For the last two months I have been on a mission. A mission that most people would consider a grand and glorious opportunity, an opportunity to eat everything and anything at any time that you would like.
As I have mentioned earlier (16 Push Ups) I needed to gain weight. And I have. I'm now back to my pre-shitstorm weight and I am not stopping. No pizza will go un-ordered, no rum and coke will be denied, no roast beef dinner will be ignored and certainly no cheesecake will sit idle in the fridge. As the Oncologist said "there is no such thing as a bad calorie".
So I have been on a mission to gain weight, and I'm going to tell you it isn't the easiest thing to accomplish. And I know many of you are guffawing me right now, but the fact is I have always been lean and full of energy so burning calories was more my speed than packing them on.

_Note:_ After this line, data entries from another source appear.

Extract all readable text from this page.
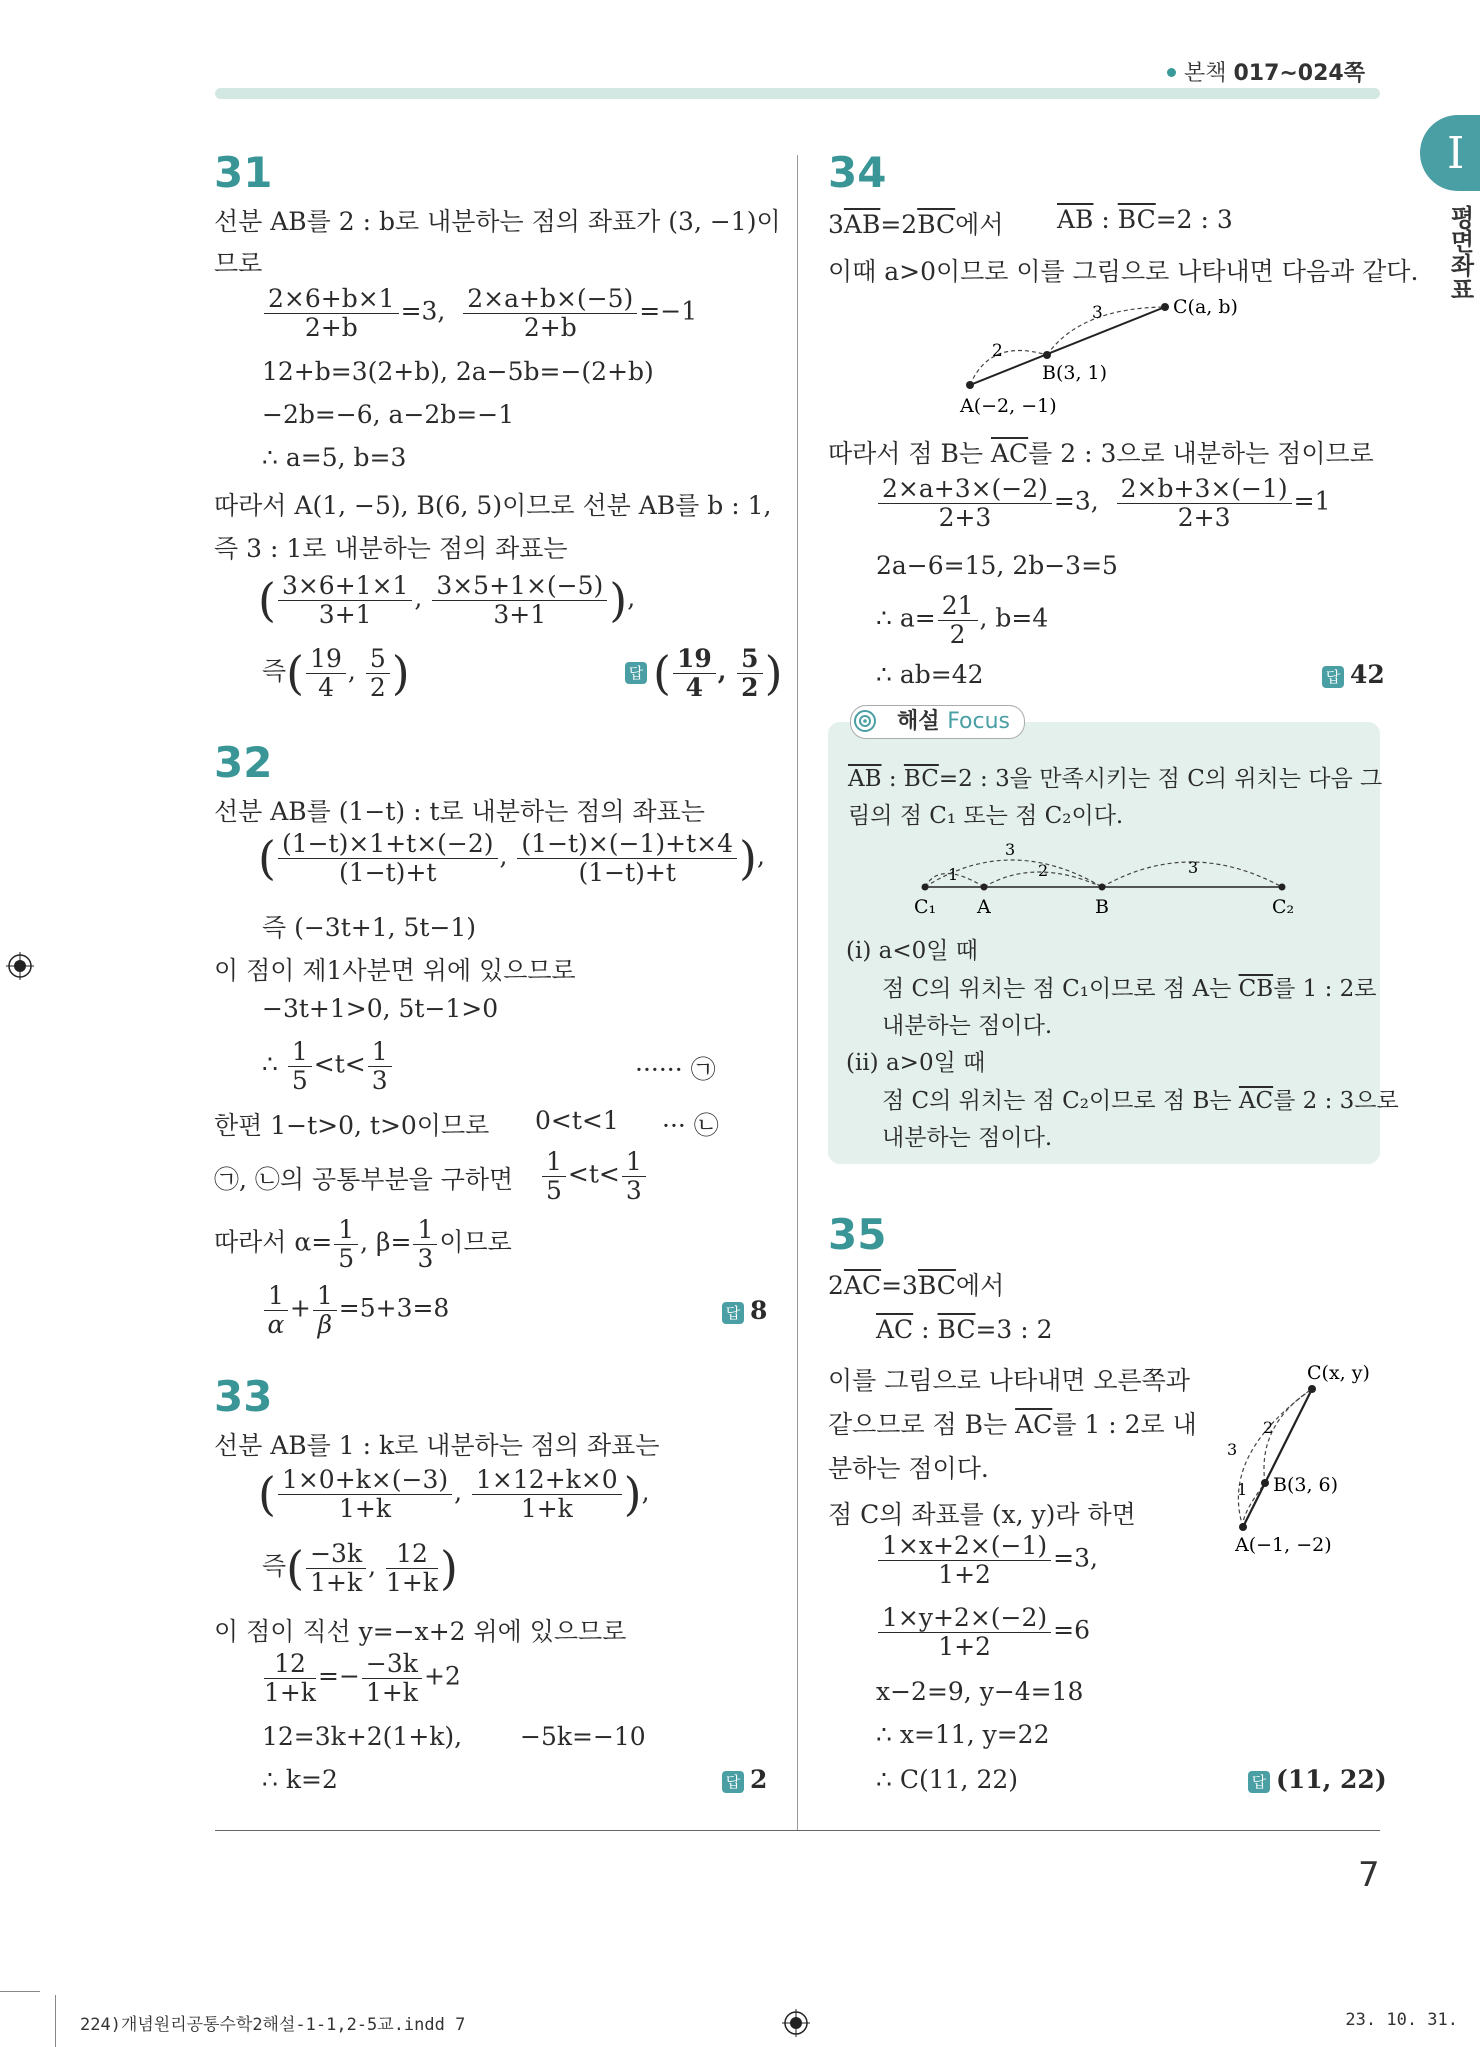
본책 017~024쪽
I
평면좌표
31
선분 AB를 2 : b로 내분하는 점의 좌표가 (3, −1)이
므로
$\frac{2\times 6+b\times 1}{2+b} =3$, $\frac{2\times a+b\times(-5)}{2+b} =-1$
12+b=3(2+b), 2a−5b=−(2+b)
−2b=−6, a−2b=−1
∴ a=5, b=3
따라서 A(1, −5), B(6, 5)이므로 선분 AB를 b : 1,
즉 3 : 1로 내분하는 점의 좌표는
( $\frac{3\times 6+1\times 1}{3+1}$ , $\frac{3\times 5+1\times(-5)}{3+1}$ ),
즉( $\frac{19}{4}$ , $\frac{5}{2}$ )	답 ( $\frac{19}{4}$ , $\frac{5}{2}$ )
32
선분 AB를 (1−t) : t로 내분하는 점의 좌표는
( $\frac{(1-t)\times 1+t\times(-2)}{(1-t)+t}$ , $\frac{(1-t)\times(-1)+t\times 4}{(1-t)+t}$ ),
즉 (−3t+1, 5t−1)
이 점이 제1사분면 위에 있으므로
−3t+1>0, 5t−1>0
∴ $\frac{1}{5} <t< \frac{1}{3}$	······ ㉠
한편 1−t>0, t>0이므로 0<t<1 ··· ㉡
㉠, ㉡의 공통부분을 구하면 $\frac{1}{5} <t< \frac{1}{3}$
따라서 $\alpha= \frac{1}{5}$ , $\beta= \frac{1}{3}$ 이므로
$\frac{1}{\alpha} + \frac{1}{\beta} =5+3=8$	답 8
33
선분 AB를 1 : k로 내분하는 점의 좌표는
( $\frac{1\times 0+k\times(-3)}{1+k}$ , $\frac{1\times 12+k\times 0}{1+k}$ ),
즉( $\frac{-3k}{1+k}$ , $\frac{12}{1+k}$ )
이 점이 직선 y=−x+2 위에 있으므로
$\frac{12}{1+k} =- \frac{-3k}{1+k} +2$
12=3k+2(1+k), −5k=−10
∴ k=2	답 2
34
$3\overline{AB}=2\overline{BC}$에서 $\overline{AB}$ : $\overline{BC}=2$ : 3
이때 a>0이므로 이를 그림으로 나타내면 다음과 같다.
2
3
A(−2, −1)
B(3, 1)
C(a, b)
따라서 점 B는 $\overline{AC}$를 2 : 3으로 내분하는 점이므로
$\frac{2\times a+3\times(-2)}{2+3} =3$, $\frac{2\times b+3\times(-1)}{2+3} =1$
2a−6=15, 2b−3=5
∴ $a= \frac{21}{2}$ , b=4
∴ ab=42	답 42
해설 Focus
$\overline{AB}$ : $\overline{BC}=2$ : 3을 만족시키는 점 C의 위치는 다음 그
림의 점 C₁ 또는 점 C₂이다.
1	2
3
3
C₁ A	B	C₂
(ⅰ) a<0일 때
점 C의 위치는 점 C₁이므로 점 A는 $\overline{CB}$를 1 : 2로
내분하는 점이다.
(ⅱ) a>0일 때
점 C의 위치는 점 C₂이므로 점 B는 $\overline{AC}$를 2 : 3으로
내분하는 점이다.
35
$2\overline{AC}=3\overline{BC}$에서
$\overline{AC}$ : $\overline{BC}=3$ : 2
이를 그림으로 나타내면 오른쪽과
같으므로 점 B는 $\overline{AC}$를 1 : 2로 내
분하는 점이다.
점 C의 좌표를 (x, y)라 하면
3
2
1
C(x, y)
B(3, 6)
A(−1, −2)
$\frac{1\times x+2\times(-1)}{1+2} =3$,
$\frac{1\times y+2\times(-2)}{1+2} =6$
x−2=9, y−4=18
∴ x=11, y=22
∴ C(11, 22)	답 (11, 22)
7
224)개념원리공통수학2해설-1-1,2-5교.indd 7	23. 10. 31.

For a while I was feeling guilty for going on walks as I knew it was burning calories. That's how much I was focused on the weight gain. I also knew I needed to build muscle mass hence the reason for getting back to doing push ups. This work meant I needed to eat even more as I was burning while gaining.
I was heavily focused on weight gain as I have seen so many pictures of friends that are dealing with Cancer and every one of them had lost so much weight prior to passing on. To me it's the last phase prior to death. We've all seen it, the skeleton lying in bed trying their hardest to put on a brave face. It's the reality.
One photograph in particular was texted to me from someone that recently passed. He was showing me a picture of himself in his hospital bed to say that he was on my palliative floor. It was meant to be a little joke between us as we had been alternating being on this ward and possibly even alternating rooms. But what the picture did was freak the shit out of me. He had lost so much weight that when I saw the picture I knew he was in the final phase.
And of course I thought of myself being in that position again.
And that scared me fat.
The other thing that happened when I saw that picture was that I quickly looked through my feed to see how skinny I was when I was in palliative. Was I as skinny as he was? When I was close to the edge had I gone that far with weight loss?
The answer was inconclusive, the pictures didn't show me being terribly skinny. But the reality was that I had gone from 154 lbs to 128 lbs. I was skinny. I just couldn't see myself the way others saw me. And I know that now because so many people tell me I look way better than I did two months ago. And I believe them.
Recently a friend saw me at the golf course and didn't recognize me from when we last talked. I had just gotten out of the hospital and my pal Al (leukaemia survivor) was in town. We ran into our mutual friend Breton and had a very enjoyable conversation. I remember being very fidgety because my ass was hurting from sitting on the bench. Last week when Breton walked by me and I said hello he just stared at me trying to put a name to the face.
His confusion came from the fact I had more face than I did when the three of us sat on the bench. And when we finished talking he needed to take a photo of me so he could send it to Al to show him how I had bounced back.
So, my mission has been to put on weight. I need weight is for the next round of the shit-storm that is inevitably coming my way again. If I don't have the weight, I don't have the ability to keep up the fight. I need to keep putting on weight, preferably in the form of muscle because that is what tends to be eaten up while lying in a bed for half a month.
Side note, when you get out of the hospital and decide to play golf as a 130 lb man your swing completely changes. Just thought you should know.
So for all you people out there not feeling comfortable with your weight, I want you to know I empathize with you. Weight management is not easy, but we all do what we can don't we.
PS I couldn't have gained all this weight without the awesome culinary delights prepared by Tracey and kind friends that have dropped off meals. I love you all.